Les communautés ecclésiales relevaient donc à cette date du droit commun des associations, même si le christianisme restait frappé d’un interdit. » P. 172.

À partir de l’édit de Théodose faisant du christianisme la religion de l’Empire (380-392), la maisonnée perd son statut alternatif et s’efface devant les églises de cités et de campagne. La période originelle est bien terminée, à tous égards.  Mais cela ne marquera pas la disparition concrète de communautés de maison, qui ont toujours permis aux marginaux ou contestataires de la foi catholique romaine de pratiquer discrètement selon leurs convictions. Il est à noter que les grandes confessions ont remis les maisons dans le système ecclésial, que ce soit le catholicisme ou les divers protestantismes, mais avec, le plus souvent, un cadrage institutionnel ou un représentant du clergé. De même faut-il signaler le retour du synode comme sujet de réflexion, avec la mise en place d’une année consacrée à cette réflexion par le pape François.

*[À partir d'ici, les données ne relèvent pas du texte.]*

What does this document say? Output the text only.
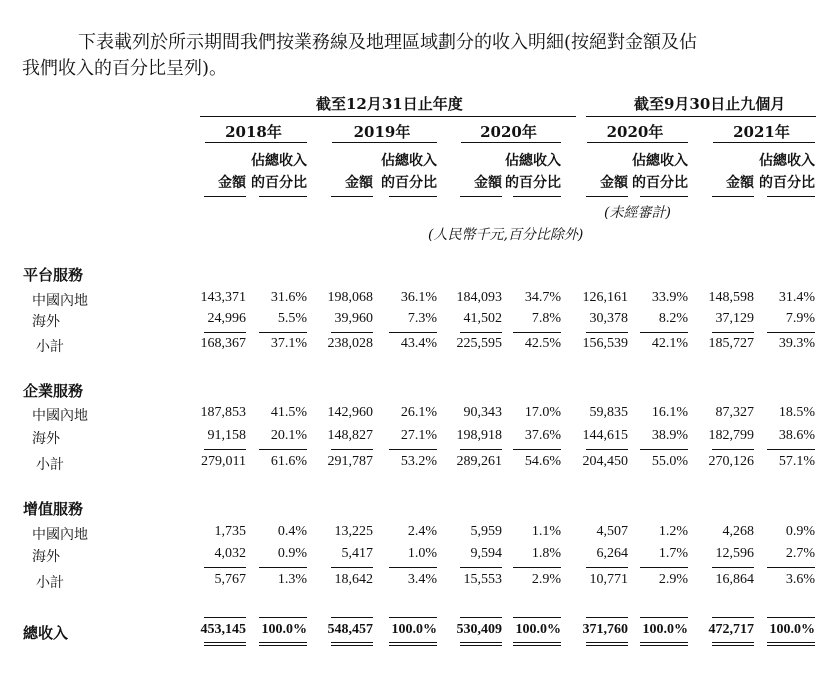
下表載列於所示期間我們按業務線及地理區域劃分的收入明細(按絕對金額及佔
我們收入的百分比呈列)。
截至12月31日止年度	截至9月30日止九個月
(未經審計)
(人民幣千元,百分比除外)
2018年
金額
佔總收入
的百分比
2019年
金額
佔總收入
的百分比
2020年
金額
佔總收入
的百分比
2020年
金額
佔總收入
的百分比
2021年
金額
佔總收入
的百分比
平台服務
中國內地	143,371 31.6% 198,068 36.1% 184,093 34.7% 126,161 33.9% 148,598 31.4%
海外	24,996 5.5% 39,960 7.3% 41,502 7.8% 30,378 8.2% 37,129 7.9%
小計	168,367 37.1% 238,028 43.4% 225,595 42.5% 156,539 42.1% 185,727 39.3%
企業服務
中國內地	187,853 41.5% 142,960 26.1% 90,343 17.0% 59,835 16.1% 87,327 18.5%
海外	91,158 20.1% 148,827 27.1% 198,918 37.6% 144,615 38.9% 182,799 38.6%
小計	279,011 61.6% 291,787 53.2% 289,261 54.6% 204,450 55.0% 270,126 57.1%
增值服務
中國內地	1,735 0.4% 13,225 2.4% 5,959 1.1%	4,507 1.2% 4,268 0.9%
海外	4,032 0.9% 5,417 1.0% 9,594 1.8%	6,264 1.7% 12,596 2.7%
小計	5,767 1.3% 18,642 3.4% 15,553 2.9% 10,771 2.9% 16,864 3.6%
總收入	453,145 100.0% 548,457 100.0% 530,409 100.0% 371,760 100.0% 472,717 100.0%
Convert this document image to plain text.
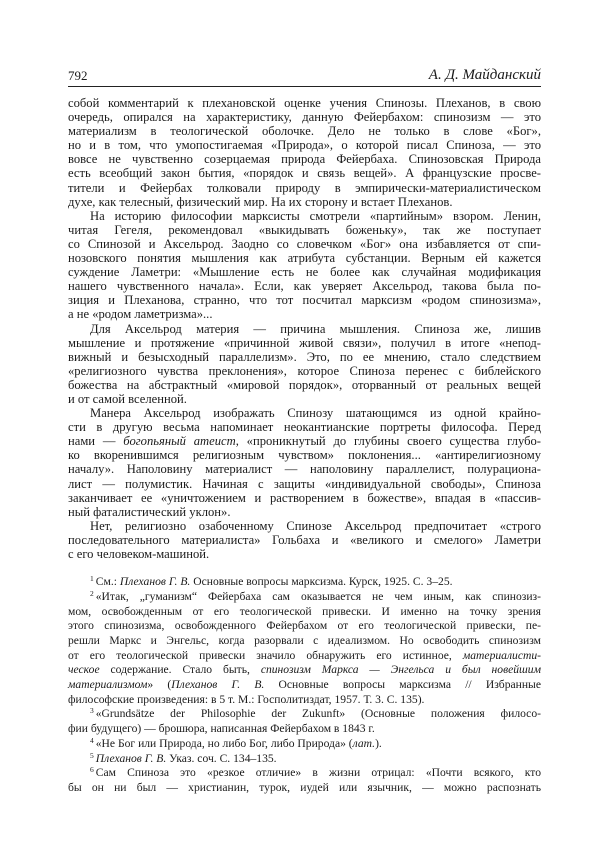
792	А. Д. Майданский
собой комментарий к плехановской оценке учения Спинозы. Плеханов, в свою
очередь, опирался на характеристику, данную Фейербахом: спинозизм — это
материализм в теологической оболочке. Дело не только в слове «Бог»,
но и в том, что умопостигаемая «Природа», о которой писал Спиноза, — это
вовсе не чувственно созерцаемая природа Фейербаха. Спинозовская Природа
есть всеобщий закон бытия, «порядок и связь вещей». А французские просве-
тители и Фейербах толковали природу в эмпирически-материалистическом
духе, как телесный, физический мир. На их сторону и встает Плеханов.
На историю философии марксисты смотрели «партийным» взором. Ленин,
читая Гегеля, рекомендовал «выкидывать боженьку», так же поступает
со Спинозой и Аксельрод. Заодно со словечком «Бог» она избавляется от спи-
нозовского понятия мышления как атрибута субстанции. Верным ей кажется
суждение Ламетри: «Мышление есть не более как случайная модификация
нашего чувственного начала». Если, как уверяет Аксельрод, такова была по-
зиция и Плеханова, странно, что тот посчитал марксизм «родом спинозизма»,
а не «родом ламетризма»...
Для Аксельрод материя — причина мышления. Спиноза же, лишив
мышление и протяжение «причинной живой связи», получил в итоге «непод-
вижный и безысходный параллелизм». Это, по ее мнению, стало следствием
«религиозного чувства преклонения», которое Спиноза перенес с библейского
божества на абстрактный «мировой порядок», оторванный от реальных вещей
и от самой вселенной.
Манера Аксельрод изображать Спинозу шатающимся из одной крайно-
сти в другую весьма напоминает неокантианские портреты философа. Перед
нами — богопьяный атеист, «проникнутый до глубины своего существа глубо-
ко вкоренившимся религиозным чувством» поклонения... «антирелигиозному
началу». Наполовину материалист — наполовину параллелист, полурациона-
лист — полумистик. Начиная с защиты «индивидуальной свободы», Спиноза
заканчивает ее «уничтожением и растворением в божестве», впадая в «пассив-
ный фаталистический уклон».
Нет, религиозно озабоченному Спинозе Аксельрод предпочитает «строго
последовательного материалиста» Гольбаха и «великого и смелого» Ламетри
с его человеком-машиной.
$^1$ См.: Плеханов Г. В. Основные вопросы марксизма. Курск, 1925. С. 3–25.
$^2$ «Итак, „гуманизм“ Фейербаха сам оказывается не чем иным, как спинозиз-
мом, освобожденным от его теологической привески. И именно на точку зрения
этого спинозизма, освобожденного Фейербахом от его теологической привески, пе-
решли Маркс и Энгельс, когда разорвали с идеализмом. Но освободить спинозизм
от его теологической привески значило обнаружить его истинное, материалисти-
ческое содержание. Стало быть, спинозизм Маркса — Энгельса и был новейшим
материализмом» (Плеханов Г. В. Основные вопросы марксизма // Избранные
философские произведения: в 5 т. М.: Госполитиздат, 1957. Т. 3. С. 135).
$^3$ «Grundsätze der Philosophie der Zukunft» (Основные положения филосо-
фии будущего) — брошюра, написанная Фейербахом в 1843 г.
$^4$ «Не Бог или Природа, но либо Бог, либо Природа» (лат.).
$^5$ Плеханов Г. В. Указ. соч. С. 134–135.
$^6$ Сам Спиноза это «резкое отличие» в жизни отрицал: «Почти всякого, кто
бы он ни был — христианин, турок, иудей или язычник, — можно распознать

Voici donc un livre assez court qui contient beaucoup d’informations vérifiées et qui permet de remettre les choses à leurs places. Je ne saurais trop en recommander la lecture.

Un hommage-complément :  Le monde de la Bible n° 241

En Juin 2022, cette revue de référence pour le grand public a réalisé un dossier La maisonnée berceau du christianisme, qui offre cinquante pages d’articles sur ce thème. Huit articles en constituent le sommaire, dont certains reprennent le contenu du livre évoqué ci-dessous, amis sous une autre formulation. Voici les titres de ces articles.

Ce numéro a été conçu en résonnance avec le livre de Marie-France Baslez, L’Église à la maison. Celle-ci fut une collaboratrice au long cours de cette revue et a formé nombre des rédacteurs d’aujourd’hui de ce magazine. Le rédacteur en chef, Benoît de Sagazan, lui rend hommage en ouverture dudit dossier. Je ne reprendrai pas le contenu de ces articles. Disons qu’ils complètent fort bien le livre et offrent en plus des illustrations de très belle qualité, ainsi que des indications de lectures qui complèteront la très fournie bibliographie du livre, présentée par chapitres traités. On peut se procurer ce numéro sur le site de la revue :

https://www.mondedelabible.com/boutique/ebooks-revues/

L’ensemble des deux sources donne une bonne culture générale sur ce thème majeur de l’histoire du christianisme.